In a few previous posts, I demonstrated the API way to make threat predictions using CSIRTG. I realize for most of us programmers, integrating things of this nature is easy, but for most, we still need that bridge to help us wrap our head around something. In a lot of cases (CIF or otherwise) it always astonishes me when, we write all the tools you'd need and someone inevitably asks: "how do I get that with curl?".
I've spent a lot of time and effort building out console commands to make things easier. As a user of other software, that's exactly one of the first things I think about. Why it's always an afterthought always makes me laugh, but something i'm working to fix the more software I build. We all get so caught up in the "elegance" of our API, that we sometimes forget what it's like to be on the other side of the interface. We forget to ask the most important question- "How can I prove the value of this feature, in 10 seconds or less".
One of the problems I've run into when working with CURL and various REST API's is that ugly JSON string you get back. Most people might suggest, the default response should just be CSV when you're pulling with curl, wget or a-like. The problem with this, not everything fits in a CSV and usually there's a better way. One of the neat tools I've found of the years is called `jq`. It enables you to pipe a messy JSON blob in and dump a colorful, well structured picture out. This makes it incredibly easy to visualize the output of something without writing a single line of code.
Statistics are easy to wrap your head around, as long as you hide them from other people.
The results you get back from the API are simple. The first being a binary 1|0 representing a prediction greater than 84% (statistically significant, meaning "yes, probably") as a 1 and less than 84% as a 0. The second giving you a more granular response, allowing you to make more refined decisions based on a floating point representation of the prediction (eg: 0.65 or 65%). This enables you to get quick, binary answers when you're testing the API, leaving the harder comparison math to the API, while at the same time giving you better context when you're ready to do more of the decision making.
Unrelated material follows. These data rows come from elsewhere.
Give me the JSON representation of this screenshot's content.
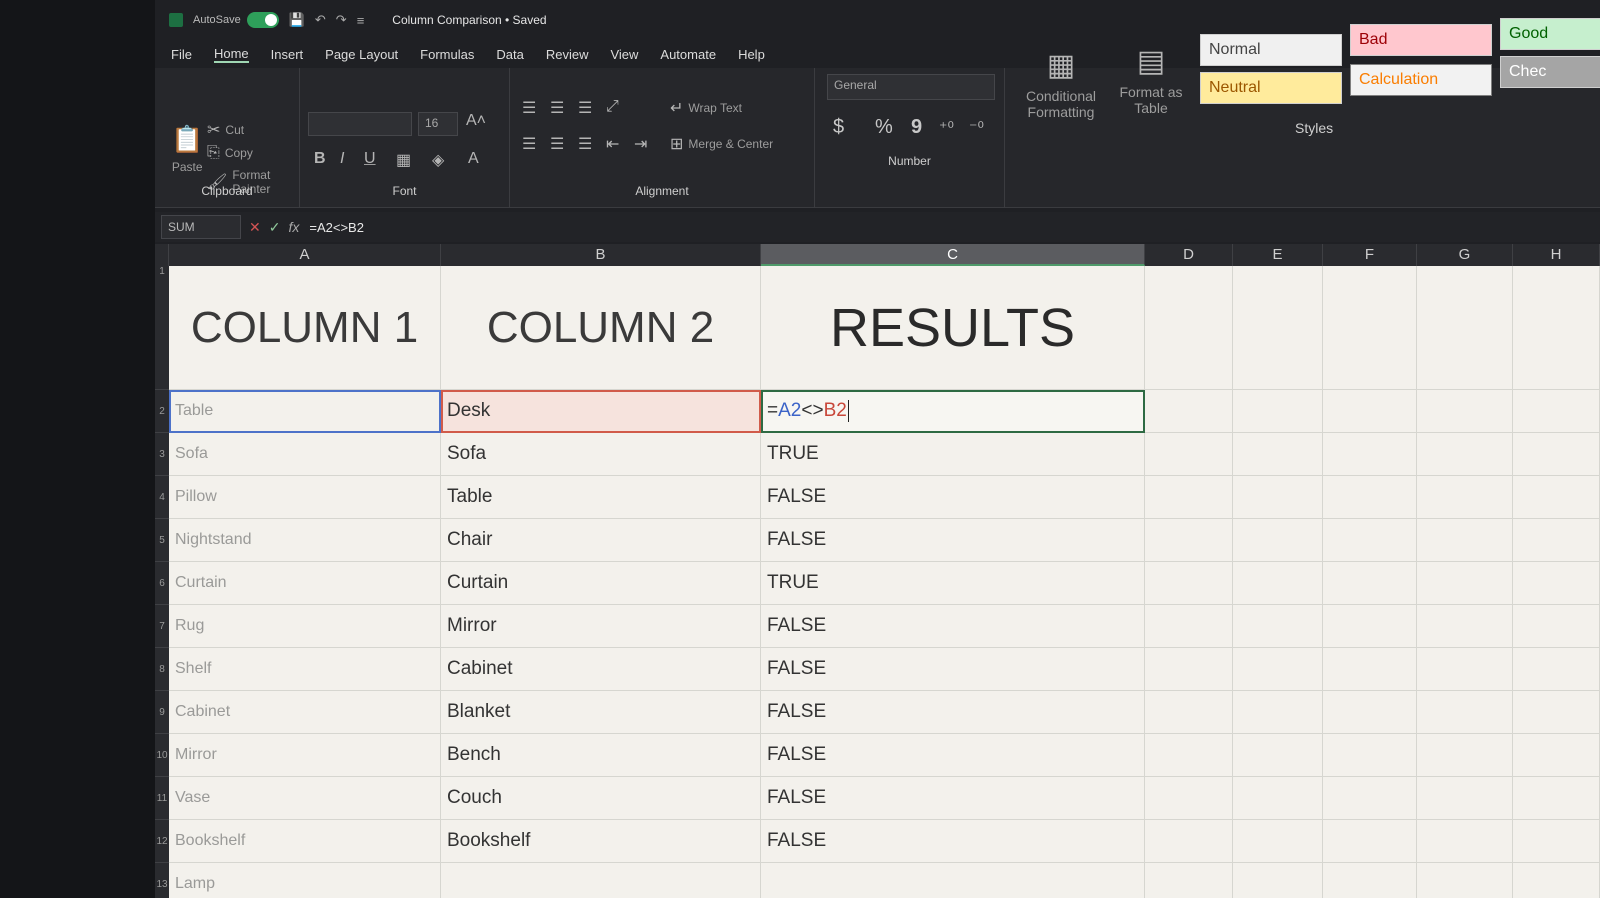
{
  "titlebar": {
    "autosave_label": "AutoSave",
    "autosave_state": "On",
    "doc_title": "Column Comparison • Saved"
  },
  "tabs": [
    "File",
    "Home",
    "Insert",
    "Page Layout",
    "Formulas",
    "Data",
    "Review",
    "View",
    "Automate",
    "Help"
  ],
  "ribbon": {
    "clipboard": {
      "paste": "Paste",
      "cut": "Cut",
      "copy": "Copy",
      "format_painter": "Format Painter",
      "label": "Clipboard"
    },
    "font": {
      "font_name": "",
      "font_size": "16",
      "label": "Font"
    },
    "alignment": {
      "wrap_text": "Wrap Text",
      "merge_center": "Merge & Center",
      "label": "Alignment"
    },
    "number": {
      "format": "General",
      "currency": "$",
      "percent": "%",
      "comma": "9",
      "label": "Number"
    },
    "conditional_formatting": "Conditional Formatting",
    "format_as_table": "Format as Table",
    "styles": {
      "normal": "Normal",
      "bad": "Bad",
      "good": "Good",
      "neutral": "Neutral",
      "calculation": "Calculation",
      "check": "Chec",
      "label": "Styles"
    }
  },
  "formula_bar": {
    "name_box": "SUM",
    "formula": "=A2<>B2"
  },
  "columns": [
    "A",
    "B",
    "C",
    "D",
    "E",
    "F",
    "G",
    "H"
  ],
  "header_row": {
    "a": "COLUMN 1",
    "b": "COLUMN 2",
    "c": "RESULTS"
  },
  "edit_cell": {
    "eq": "=",
    "ref_a": "A2",
    "op": "<>",
    "ref_b": "B2"
  },
  "rows": [
    {
      "n": "2",
      "a": "Table",
      "b": "Desk",
      "c": ""
    },
    {
      "n": "3",
      "a": "Sofa",
      "b": "Sofa",
      "c": "TRUE"
    },
    {
      "n": "4",
      "a": "Pillow",
      "b": "Table",
      "c": "FALSE"
    },
    {
      "n": "5",
      "a": "Nightstand",
      "b": "Chair",
      "c": "FALSE"
    },
    {
      "n": "6",
      "a": "Curtain",
      "b": "Curtain",
      "c": "TRUE"
    },
    {
      "n": "7",
      "a": "Rug",
      "b": "Mirror",
      "c": "FALSE"
    },
    {
      "n": "8",
      "a": "Shelf",
      "b": "Cabinet",
      "c": "FALSE"
    },
    {
      "n": "9",
      "a": "Cabinet",
      "b": "Blanket",
      "c": "FALSE"
    },
    {
      "n": "10",
      "a": "Mirror",
      "b": "Bench",
      "c": "FALSE"
    },
    {
      "n": "11",
      "a": "Vase",
      "b": "Couch",
      "c": "FALSE"
    },
    {
      "n": "12",
      "a": "Bookshelf",
      "b": "Bookshelf",
      "c": "FALSE"
    },
    {
      "n": "13",
      "a": "Lamp",
      "b": "",
      "c": ""
    }
  ]
}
The theory being, most people only care if something is "likely" bad or "not likely bad". That grey squishy middle area is not that if you have to think about it the very first time you integrate it. You want to know, if you tie this output into a production tool, it's only going to fire a warning shot when something is LIKELY to be STATISTICALLY bad. The rest, you can figure out once you've proven concept. If it takes you more than 10 seconds to think it through- the more LIKELY it is to find it’s way further down the TODO list.
The further something is down your TODO list, the LESS LIKELY (eg: < 84%) you'll spend time proving value and actually using it.
(See what I did right there?)